Pro tip: Don’t create a column for “Stalled” or “Ghosted.” If a deal’s not moving, update its notes or set a next step. Too many “dead” columns just create clutter.

4. Add Automation—But Don’t Go Nuts

Attio lets you automate things like reminders, notifications, or status changes. This is great, but it’s easy to overcomplicate.

Good automations:

  • Follow-up reminders: Automatically create a task or send a Slack/Email nudge if a deal’s been stuck in one stage for too long.
  • Stage change alerts: Notify the right person when a deal moves to “Negotiation” or “Won.”

What to avoid:

  • Over-automating data entry. If your team spends more time cleaning up automation mistakes than selling, you’ve lost the plot.
  • Auto-closing deals based on inactivity. Some deals go quiet, then come back—don’t let a robot kill your pipeline.

Keep it simple: Start with one or two automations that save real time. Add more later if you need them.

5. Track Progress and Spot Bottlenecks

Now that your pipeline’s set up, don’t just stare at it—use Attio’s filtering and reporting tools to actually track what matters.

Here’s how:

  • Filter by stage: See how many deals are in each stage. Are most stuck in “Qualified”? Time to dig in.
  • Sort by close date: Which deals are overdue? Which should you focus on this week?
  • Group by owner: If you have multiple reps, see who’s overloaded (or who’s falling behind).

Attio’s reporting is decent, but don’t expect full-blown analytics like Salesforce or HubSpot. For most small and mid-sized teams, though, the basics get you 90% of the way.

What doesn’t work: Chasing “perfect” pipeline hygiene. Not every deal will be updated perfectly every day. Focus on trends, not perfection.

6. Keep Your Team in the Loop

The best pipeline in the world is useless if no one looks at it. Attio lets you share pipelines with your team, comment on deals, and set permissions.

Make it work:

  • Weekly pipeline review: Pull up the Kanban view, walk through each stage, and spot-blockers together.
  • @mentions and comments: Use comments to tag teammates or ask for updates—keeps everything in one place.
  • Share links: Attio makes it easy to share a filtered view (like “all deals closing this month”) with your team or boss.
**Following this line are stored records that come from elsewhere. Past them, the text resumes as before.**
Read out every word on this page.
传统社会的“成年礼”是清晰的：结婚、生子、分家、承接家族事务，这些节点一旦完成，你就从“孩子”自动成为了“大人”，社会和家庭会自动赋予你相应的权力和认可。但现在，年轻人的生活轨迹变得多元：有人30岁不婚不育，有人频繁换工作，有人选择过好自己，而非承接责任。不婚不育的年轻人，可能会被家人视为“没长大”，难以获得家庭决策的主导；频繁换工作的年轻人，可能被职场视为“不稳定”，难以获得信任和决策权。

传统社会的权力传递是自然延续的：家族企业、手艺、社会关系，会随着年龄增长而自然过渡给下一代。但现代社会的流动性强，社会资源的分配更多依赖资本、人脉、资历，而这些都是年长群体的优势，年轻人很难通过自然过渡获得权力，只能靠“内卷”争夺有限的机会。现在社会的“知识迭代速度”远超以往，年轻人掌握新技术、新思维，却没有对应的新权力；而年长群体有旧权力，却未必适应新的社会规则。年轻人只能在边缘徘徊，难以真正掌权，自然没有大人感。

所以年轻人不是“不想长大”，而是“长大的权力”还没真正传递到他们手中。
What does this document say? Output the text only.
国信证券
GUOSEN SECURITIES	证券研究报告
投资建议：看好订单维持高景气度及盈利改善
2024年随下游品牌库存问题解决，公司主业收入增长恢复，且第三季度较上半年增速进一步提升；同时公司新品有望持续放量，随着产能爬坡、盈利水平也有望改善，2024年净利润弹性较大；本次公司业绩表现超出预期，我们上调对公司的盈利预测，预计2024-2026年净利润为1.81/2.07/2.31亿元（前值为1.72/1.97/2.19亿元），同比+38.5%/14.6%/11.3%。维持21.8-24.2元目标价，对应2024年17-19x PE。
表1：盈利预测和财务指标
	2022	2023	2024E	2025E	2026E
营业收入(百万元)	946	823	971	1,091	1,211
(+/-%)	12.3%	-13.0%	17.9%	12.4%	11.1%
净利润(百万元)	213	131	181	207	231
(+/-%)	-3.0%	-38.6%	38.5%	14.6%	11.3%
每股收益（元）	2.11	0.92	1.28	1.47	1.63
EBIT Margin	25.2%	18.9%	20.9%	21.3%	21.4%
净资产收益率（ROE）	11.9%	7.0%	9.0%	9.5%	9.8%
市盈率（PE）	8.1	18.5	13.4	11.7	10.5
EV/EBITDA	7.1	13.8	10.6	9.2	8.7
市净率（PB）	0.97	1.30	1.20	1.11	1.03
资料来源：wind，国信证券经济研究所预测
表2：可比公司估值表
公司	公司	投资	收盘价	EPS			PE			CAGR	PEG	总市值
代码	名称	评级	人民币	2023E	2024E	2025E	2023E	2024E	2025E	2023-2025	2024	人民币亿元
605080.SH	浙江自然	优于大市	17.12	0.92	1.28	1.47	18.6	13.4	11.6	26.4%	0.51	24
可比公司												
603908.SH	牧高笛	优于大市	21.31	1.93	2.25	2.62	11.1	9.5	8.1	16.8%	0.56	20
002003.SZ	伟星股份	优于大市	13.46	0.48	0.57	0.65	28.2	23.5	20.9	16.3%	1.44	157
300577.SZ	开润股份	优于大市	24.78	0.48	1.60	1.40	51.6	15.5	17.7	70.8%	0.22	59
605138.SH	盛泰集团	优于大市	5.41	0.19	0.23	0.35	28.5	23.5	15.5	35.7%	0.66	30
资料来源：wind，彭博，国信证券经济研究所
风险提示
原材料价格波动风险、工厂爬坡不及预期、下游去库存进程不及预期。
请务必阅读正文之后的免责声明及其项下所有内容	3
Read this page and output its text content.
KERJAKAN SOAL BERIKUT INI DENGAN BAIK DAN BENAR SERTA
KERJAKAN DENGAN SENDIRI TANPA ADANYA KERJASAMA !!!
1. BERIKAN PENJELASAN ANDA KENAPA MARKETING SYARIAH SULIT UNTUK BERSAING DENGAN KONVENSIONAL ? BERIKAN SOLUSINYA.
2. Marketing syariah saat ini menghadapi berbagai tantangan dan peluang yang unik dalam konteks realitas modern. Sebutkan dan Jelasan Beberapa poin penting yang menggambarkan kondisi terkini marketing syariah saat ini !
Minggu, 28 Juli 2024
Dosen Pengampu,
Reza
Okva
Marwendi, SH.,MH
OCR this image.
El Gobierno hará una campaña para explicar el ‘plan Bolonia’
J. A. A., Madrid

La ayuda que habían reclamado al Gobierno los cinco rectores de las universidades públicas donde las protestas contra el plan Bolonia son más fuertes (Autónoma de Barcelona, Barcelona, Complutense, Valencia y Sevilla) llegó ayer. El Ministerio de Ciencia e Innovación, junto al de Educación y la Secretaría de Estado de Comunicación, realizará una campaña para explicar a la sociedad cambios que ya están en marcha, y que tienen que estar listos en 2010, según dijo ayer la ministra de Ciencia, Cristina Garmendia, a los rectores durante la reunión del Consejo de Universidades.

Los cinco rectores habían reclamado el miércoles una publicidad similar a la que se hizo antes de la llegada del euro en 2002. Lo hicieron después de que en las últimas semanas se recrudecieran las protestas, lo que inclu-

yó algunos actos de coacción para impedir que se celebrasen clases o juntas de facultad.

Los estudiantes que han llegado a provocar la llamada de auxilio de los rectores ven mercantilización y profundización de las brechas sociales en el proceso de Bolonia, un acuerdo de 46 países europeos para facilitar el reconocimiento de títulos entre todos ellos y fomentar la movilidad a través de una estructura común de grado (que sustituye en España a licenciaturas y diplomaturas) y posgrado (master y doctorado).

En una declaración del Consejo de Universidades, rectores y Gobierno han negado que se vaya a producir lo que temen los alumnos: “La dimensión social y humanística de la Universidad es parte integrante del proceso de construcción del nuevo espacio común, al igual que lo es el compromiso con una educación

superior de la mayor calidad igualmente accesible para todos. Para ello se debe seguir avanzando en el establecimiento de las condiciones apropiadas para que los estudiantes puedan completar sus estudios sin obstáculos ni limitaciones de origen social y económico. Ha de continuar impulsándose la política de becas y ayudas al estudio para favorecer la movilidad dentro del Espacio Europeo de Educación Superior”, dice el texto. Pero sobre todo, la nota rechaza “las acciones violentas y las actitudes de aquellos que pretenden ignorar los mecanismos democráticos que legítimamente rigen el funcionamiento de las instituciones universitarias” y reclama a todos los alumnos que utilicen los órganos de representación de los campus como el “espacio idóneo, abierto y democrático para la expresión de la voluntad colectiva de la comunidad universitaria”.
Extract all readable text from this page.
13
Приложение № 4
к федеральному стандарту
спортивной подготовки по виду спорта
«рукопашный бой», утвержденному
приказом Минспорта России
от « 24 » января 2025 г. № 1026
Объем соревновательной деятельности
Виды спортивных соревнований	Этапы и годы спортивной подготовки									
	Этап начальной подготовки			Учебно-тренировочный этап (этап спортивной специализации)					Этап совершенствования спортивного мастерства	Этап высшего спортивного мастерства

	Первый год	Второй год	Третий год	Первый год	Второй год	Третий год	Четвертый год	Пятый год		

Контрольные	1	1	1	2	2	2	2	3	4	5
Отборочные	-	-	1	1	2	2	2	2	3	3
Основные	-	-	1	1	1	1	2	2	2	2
Avoid: Emailing exported spreadsheets around. If you’re doing that, you’re losing half the value of using Attio.

7. Review and Iterate

Your first pipeline setup won’t be perfect—and that’s fine. Every team’s process is a little different.

What to do:

  • Every month or quarter, look at your stages. Are there ones no one ever uses? Merge or delete them.
  • Ask your team what’s annoying or confusing. Fix it.
  • Add fields or automations only when there’s a real pain point.

What to ignore: Don’t add features just because you saw them in a competitor’s demo. If it doesn’t solve a problem for your team, skip it.


Final Thoughts: Don’t Overthink It

Most sales teams get tripped up by trying to make their pipeline “perfect.” The real win is a system that’s simple enough to keep updated, but detailed enough to spot what’s working (and what’s not).

Start small: get your main stages sorted, make it easy to move deals, and review your pipeline regularly. As you get used to Attio, tweak things bit by bit. You’ll save yourself a ton of headaches—and actually close more deals.